Configuring Pulsar Components and Applications to use Projected Service Account Tokens to Authenticate with other Pulsar Components

To leverage Service Account Token Volume Projections in your pulsar components, follow the Kubernetes documentation on mounting service account tokens and then configure the pulsar components to use the token with the following config:

  1. brokerClientAuthenticationPlugin=org.apache.pulsar.client.impl.auth.AuthenticationToken
  2. brokerClientAuthenticationParameters=file:///path/to/mounted/token

We use the AuthenticationToken client plugin because Kubernetes automatically retrieves and refreshes the token for us. The AuthenticationToken works because it always reads the token from the filesystem, which ensures that it will always read the latest token.
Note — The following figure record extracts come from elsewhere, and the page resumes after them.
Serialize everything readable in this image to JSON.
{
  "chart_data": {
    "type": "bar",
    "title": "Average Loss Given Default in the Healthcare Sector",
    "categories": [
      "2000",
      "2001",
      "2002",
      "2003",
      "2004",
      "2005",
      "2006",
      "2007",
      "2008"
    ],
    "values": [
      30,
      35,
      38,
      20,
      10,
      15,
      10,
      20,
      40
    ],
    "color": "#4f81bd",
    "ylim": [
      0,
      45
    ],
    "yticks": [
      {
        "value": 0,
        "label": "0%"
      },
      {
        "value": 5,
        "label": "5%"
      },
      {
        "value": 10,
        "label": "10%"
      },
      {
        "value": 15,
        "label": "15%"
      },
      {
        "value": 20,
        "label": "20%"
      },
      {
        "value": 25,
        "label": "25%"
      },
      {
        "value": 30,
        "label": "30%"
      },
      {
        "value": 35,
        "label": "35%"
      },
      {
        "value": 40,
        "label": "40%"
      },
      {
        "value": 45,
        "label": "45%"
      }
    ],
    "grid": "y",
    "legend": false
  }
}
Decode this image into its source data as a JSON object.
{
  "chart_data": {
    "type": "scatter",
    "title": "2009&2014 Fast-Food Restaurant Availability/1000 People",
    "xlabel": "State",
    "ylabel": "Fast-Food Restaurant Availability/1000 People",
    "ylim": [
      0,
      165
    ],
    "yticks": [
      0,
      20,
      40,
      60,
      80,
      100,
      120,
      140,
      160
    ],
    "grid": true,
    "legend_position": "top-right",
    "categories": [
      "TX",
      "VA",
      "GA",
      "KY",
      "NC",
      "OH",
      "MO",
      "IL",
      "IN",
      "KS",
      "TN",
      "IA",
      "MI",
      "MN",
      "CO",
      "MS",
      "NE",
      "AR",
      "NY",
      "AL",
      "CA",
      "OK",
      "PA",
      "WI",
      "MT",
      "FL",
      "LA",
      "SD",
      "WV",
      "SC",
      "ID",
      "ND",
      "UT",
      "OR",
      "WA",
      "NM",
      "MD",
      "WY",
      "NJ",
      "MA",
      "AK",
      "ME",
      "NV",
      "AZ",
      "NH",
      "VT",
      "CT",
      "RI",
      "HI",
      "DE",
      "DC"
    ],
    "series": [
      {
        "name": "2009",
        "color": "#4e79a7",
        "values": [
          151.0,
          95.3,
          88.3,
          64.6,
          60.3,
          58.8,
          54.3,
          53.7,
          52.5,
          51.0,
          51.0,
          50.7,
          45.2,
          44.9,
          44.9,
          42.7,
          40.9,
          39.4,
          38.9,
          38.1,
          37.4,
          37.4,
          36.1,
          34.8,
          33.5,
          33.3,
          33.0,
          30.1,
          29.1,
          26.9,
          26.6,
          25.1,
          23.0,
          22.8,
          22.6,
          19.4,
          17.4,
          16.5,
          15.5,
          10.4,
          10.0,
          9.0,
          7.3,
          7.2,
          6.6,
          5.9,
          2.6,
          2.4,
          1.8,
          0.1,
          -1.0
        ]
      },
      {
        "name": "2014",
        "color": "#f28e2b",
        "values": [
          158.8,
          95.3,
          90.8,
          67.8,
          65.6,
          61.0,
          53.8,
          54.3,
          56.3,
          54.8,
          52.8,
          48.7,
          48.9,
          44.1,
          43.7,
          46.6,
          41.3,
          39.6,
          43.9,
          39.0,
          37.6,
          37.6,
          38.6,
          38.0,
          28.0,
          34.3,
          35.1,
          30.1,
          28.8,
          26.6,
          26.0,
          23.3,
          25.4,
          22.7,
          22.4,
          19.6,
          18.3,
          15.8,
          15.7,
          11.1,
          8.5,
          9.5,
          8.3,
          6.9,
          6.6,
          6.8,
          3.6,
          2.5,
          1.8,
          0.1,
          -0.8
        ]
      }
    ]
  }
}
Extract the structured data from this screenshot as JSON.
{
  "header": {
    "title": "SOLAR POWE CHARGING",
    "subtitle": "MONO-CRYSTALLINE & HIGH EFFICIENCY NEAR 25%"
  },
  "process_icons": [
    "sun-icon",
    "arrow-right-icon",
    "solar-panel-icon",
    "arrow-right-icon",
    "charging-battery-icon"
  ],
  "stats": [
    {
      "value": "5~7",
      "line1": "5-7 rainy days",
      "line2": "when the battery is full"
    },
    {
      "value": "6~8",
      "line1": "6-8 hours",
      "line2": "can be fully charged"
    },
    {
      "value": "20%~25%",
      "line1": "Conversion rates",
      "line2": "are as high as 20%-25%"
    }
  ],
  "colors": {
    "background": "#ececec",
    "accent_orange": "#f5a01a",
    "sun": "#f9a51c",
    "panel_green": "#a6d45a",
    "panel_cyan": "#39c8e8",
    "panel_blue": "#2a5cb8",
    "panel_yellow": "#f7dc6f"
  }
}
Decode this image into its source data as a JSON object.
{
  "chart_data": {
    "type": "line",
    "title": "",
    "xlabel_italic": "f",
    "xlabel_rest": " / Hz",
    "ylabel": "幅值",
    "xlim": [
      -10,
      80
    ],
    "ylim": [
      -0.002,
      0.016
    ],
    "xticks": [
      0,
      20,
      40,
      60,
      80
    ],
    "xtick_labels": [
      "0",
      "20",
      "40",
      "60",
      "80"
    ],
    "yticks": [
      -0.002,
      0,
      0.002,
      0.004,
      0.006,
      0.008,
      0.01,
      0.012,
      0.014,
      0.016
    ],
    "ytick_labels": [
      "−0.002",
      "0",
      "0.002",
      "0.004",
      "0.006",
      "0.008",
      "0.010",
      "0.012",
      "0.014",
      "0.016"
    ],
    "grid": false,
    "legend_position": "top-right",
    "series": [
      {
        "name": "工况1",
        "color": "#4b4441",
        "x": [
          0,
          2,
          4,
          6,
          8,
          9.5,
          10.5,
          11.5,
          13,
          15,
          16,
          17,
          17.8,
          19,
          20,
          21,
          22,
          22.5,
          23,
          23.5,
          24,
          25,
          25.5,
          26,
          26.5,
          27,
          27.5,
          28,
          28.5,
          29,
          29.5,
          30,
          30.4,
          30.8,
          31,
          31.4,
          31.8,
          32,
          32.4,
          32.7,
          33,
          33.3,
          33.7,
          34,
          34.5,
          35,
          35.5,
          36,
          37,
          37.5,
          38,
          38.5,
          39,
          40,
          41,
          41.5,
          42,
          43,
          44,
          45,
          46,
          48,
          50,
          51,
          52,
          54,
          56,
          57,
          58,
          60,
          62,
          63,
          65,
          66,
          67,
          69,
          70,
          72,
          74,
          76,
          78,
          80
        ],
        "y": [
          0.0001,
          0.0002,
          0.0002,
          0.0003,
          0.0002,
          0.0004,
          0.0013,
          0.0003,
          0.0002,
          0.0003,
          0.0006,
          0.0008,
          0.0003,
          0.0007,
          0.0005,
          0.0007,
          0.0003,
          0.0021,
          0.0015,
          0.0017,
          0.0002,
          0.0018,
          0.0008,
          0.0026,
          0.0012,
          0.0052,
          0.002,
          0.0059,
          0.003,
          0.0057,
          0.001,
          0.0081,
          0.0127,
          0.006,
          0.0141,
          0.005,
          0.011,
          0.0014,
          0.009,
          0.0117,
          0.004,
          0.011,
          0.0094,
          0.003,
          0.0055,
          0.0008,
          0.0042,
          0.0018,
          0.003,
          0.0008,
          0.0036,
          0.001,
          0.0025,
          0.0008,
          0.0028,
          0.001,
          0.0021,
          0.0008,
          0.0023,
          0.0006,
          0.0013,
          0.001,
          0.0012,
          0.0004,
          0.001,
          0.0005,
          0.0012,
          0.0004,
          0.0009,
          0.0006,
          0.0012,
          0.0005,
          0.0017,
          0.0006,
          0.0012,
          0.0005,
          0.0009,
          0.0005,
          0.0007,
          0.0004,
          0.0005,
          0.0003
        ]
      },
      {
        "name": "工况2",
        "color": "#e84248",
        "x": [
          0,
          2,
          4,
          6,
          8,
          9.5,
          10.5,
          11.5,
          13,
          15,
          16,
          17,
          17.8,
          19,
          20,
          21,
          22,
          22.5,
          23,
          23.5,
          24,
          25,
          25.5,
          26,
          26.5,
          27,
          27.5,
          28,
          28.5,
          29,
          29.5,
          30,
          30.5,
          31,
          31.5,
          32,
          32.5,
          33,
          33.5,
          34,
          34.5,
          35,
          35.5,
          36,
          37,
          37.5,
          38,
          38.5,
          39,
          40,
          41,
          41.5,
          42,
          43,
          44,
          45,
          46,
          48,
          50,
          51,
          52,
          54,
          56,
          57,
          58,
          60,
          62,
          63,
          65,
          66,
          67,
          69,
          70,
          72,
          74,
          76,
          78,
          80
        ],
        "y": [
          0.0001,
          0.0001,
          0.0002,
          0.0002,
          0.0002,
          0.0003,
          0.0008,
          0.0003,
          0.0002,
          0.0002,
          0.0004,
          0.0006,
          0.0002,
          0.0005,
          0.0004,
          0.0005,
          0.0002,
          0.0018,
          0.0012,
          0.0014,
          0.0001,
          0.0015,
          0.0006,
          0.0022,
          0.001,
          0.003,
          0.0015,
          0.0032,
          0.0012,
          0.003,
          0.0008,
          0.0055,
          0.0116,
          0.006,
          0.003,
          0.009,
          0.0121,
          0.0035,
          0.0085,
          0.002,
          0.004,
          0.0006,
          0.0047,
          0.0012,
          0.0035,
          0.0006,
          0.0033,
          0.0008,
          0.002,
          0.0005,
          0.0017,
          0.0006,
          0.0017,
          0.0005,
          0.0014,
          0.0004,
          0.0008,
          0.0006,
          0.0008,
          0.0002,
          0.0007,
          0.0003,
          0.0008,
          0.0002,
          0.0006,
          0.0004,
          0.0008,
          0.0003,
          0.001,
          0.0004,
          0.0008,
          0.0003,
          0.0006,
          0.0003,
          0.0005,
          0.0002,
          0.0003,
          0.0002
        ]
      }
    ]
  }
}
Enabling AuthenticationProviderOpenID Connect and AuthenticationProviderToken Simultaneously

In order to simplify migration from Static JWTs to OIDC Authentication, it is possible to configure both the AuthenticationProviderOpenID and AuthenticationProviderToken simultaneously. This allows for a seamless transition from static JWTs to OIDC tokens. The AuthenticationProviderToken will be used to authenticate clients that do not provide an OIDC token, and the AuthenticationProviderOpenID will be used to authenticate clients that do provide an OIDC token.

Configure OIDC authentication in Pulsar Clients and CLI Tools

The Pulsar OAuth2 client plugin can be used for clients that rely on the Client Credentials Flow for OIDC. See the OAuth2 Client documentation for configuring clients to integrate with Pulsar Servers running with the OIDC Authentication Provider.